Но я останусь — с любовью и страхом, со всеми чувствами. Ты еще не закончил, но надо ли тебе продолжать? Ты думаешь, это произведет на них впечатление?
Это больно, я знаю, я сам прошел через это. Остановись, остановись, говорю я тебе. Но знаю, ты не можешь слышать мой голос. Или ты думаешь, ее боль должна заглушить другую боль? Или надеешься, что ее боль откроет двери?
Я так не думаю.
И поэтому взываю к тебе:
Остановись, остановись, остановись…
Это я сказала «остановись»?
Но как мог звук вырваться из моего рта, заклеенного скотчем, с куском ткани, плотно прижатым к небу?
Теперь она голая. Некто сорвал с нее одежду, распоров швы ножом, а теперь подносит стеариновую свечу к ее плечам. Ей страшно, а голос шепчет: «Это должно, должно, должно произойти».
Она пытается кричать, но словно не умеет.
Некто подносит свечу все ближе и ближе, и жар становится нестерпимым. Шипение ее тлеющей кожи — вот крик ее боли. Она дергается туда и сюда, но не в силах сдвинуться с места.

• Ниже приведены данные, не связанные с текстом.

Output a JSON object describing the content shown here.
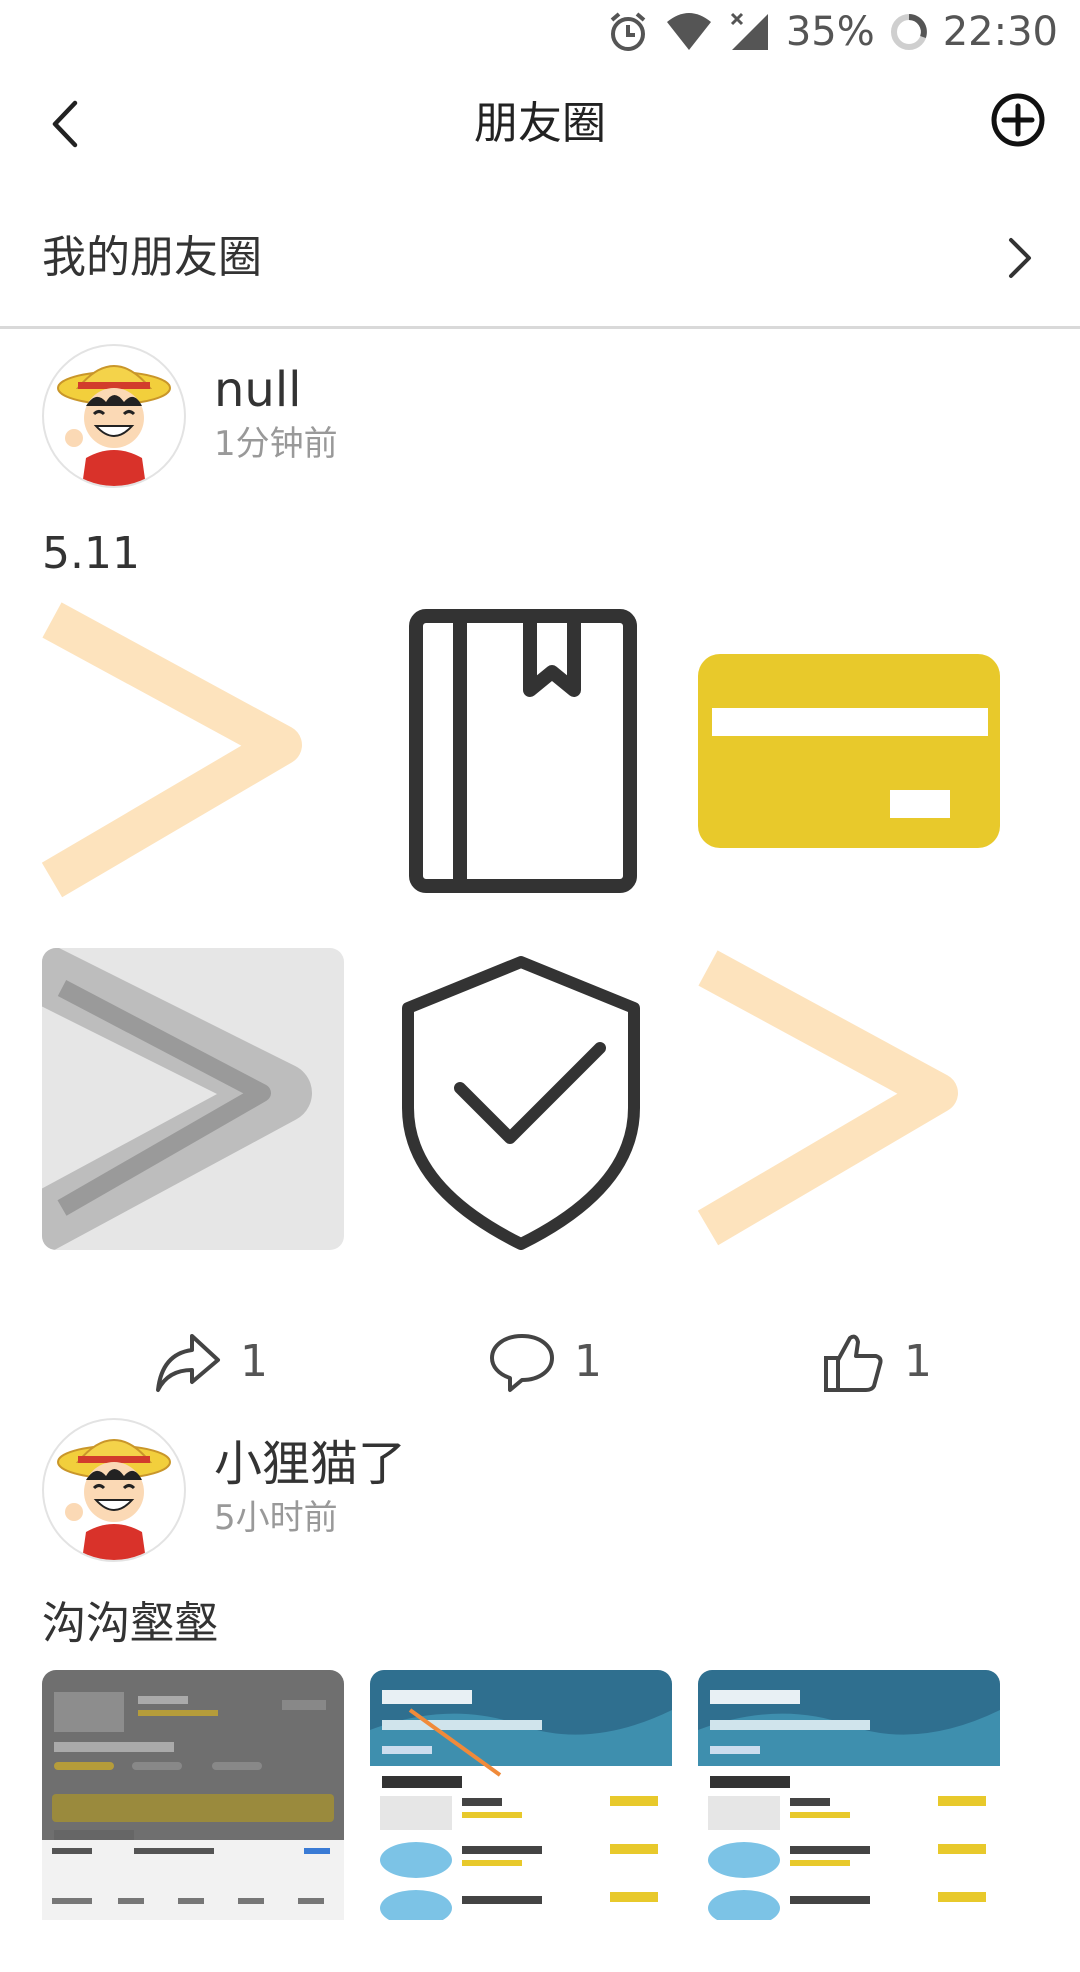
{
  "status_bar": {
    "battery": "35%",
    "time": "22:30",
    "icons": [
      "alarm-icon",
      "wifi-icon",
      "signal-icon",
      "battery-icon"
    ]
  },
  "nav": {
    "title": "朋友圈",
    "back_icon": "chevron-left-icon",
    "add_icon": "plus-circle-icon"
  },
  "my_moments": {
    "label": "我的朋友圈",
    "icon": "chevron-right-icon"
  },
  "posts": [
    {
      "author": "null",
      "time": "1分钟前",
      "content": "5.11",
      "images": [
        "arrow-right-orange",
        "book-icon",
        "card-icon",
        "arrow-right-gray",
        "shield-check-icon",
        "arrow-right-orange"
      ],
      "share_count": "1",
      "comment_count": "1",
      "like_count": "1"
    },
    {
      "author": "小狸猫了",
      "time": "5小时前",
      "content": "沟沟壑壑",
      "images": [
        "app-screenshot",
        "app-screenshot",
        "app-screenshot"
      ]
    }
  ],
  "colors": {
    "accent_yellow": "#e8c92b",
    "orange_light": "#f7c98a",
    "divider": "#d9d9d9"
  }
}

— Может, мне сжечь тебе лицо?
Это говорит тот невнятный голос?
— Думаю, этого будет достаточно и мне уже не потребуется убивать тебя. Ведь без лица ты будешь не совсем ты, так?
Она кричит, кричит. Беззвучно.
Другая щека. Горит скула. Круговыми движениями. Красный, черный, красный — цвета боли. Запах жженой кожи, ее кожи.
— Может, лучше ножом? Подожди минутку. Только не падай в обморок, не спи, — бормочет голос, но она уже далеко.
Лезвие горит, боль исчезла, в теле пульсирует адреналин, и остается лишь одно — страх, что ей никогда больше не вырваться отсюда.